We did just that.  My first fish hit immediately as I snagged.  At one point there was a double hook up.  We hopped around from school to school doing a slow steady pick of fish.  It was interesting that the pods of bunker that had fish on them didn't really look much different than the pods that didn't, so it was important to fish them.  The total was 8 bass for the boat, 2 30lb fish and the rest 20lb.  With great weather- cloudy then sunny and a perfect wind for the drifts- it was a fine day!

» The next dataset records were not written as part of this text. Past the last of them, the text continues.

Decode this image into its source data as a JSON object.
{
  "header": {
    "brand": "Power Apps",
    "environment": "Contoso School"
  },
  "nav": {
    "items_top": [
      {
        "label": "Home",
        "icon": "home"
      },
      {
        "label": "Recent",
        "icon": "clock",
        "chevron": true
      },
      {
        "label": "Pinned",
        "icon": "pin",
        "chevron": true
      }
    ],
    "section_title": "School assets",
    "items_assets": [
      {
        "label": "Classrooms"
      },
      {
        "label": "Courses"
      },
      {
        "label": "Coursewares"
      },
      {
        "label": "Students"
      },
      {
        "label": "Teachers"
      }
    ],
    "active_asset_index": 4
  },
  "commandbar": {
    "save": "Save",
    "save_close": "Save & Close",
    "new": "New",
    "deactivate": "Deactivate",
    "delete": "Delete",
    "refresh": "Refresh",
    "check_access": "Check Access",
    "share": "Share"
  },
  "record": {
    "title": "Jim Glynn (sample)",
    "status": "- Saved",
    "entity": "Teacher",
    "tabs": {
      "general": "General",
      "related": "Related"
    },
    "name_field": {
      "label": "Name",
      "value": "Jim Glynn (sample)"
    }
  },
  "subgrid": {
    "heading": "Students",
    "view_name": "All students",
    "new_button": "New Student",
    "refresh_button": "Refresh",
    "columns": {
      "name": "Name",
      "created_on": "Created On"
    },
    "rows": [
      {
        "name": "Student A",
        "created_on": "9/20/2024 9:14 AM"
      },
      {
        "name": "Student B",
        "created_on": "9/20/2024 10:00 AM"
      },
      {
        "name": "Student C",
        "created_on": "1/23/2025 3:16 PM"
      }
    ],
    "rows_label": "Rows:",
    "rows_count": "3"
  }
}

The surf report stayed less than stellar, and after the boat when I started chasing around ghost pods of bunker and suspected rain fish around dinner time, I figured it would be good to end it for the day.  The fish look this morning looked like the same deal with pods of bunker and some fish on them way outside and quiet inside aside from some possible small blues.  It's the greatest plight of the surfcaster that the 'fish are staying out'.  I'm going to check it through the day and try it for small blues for the freezer this evening.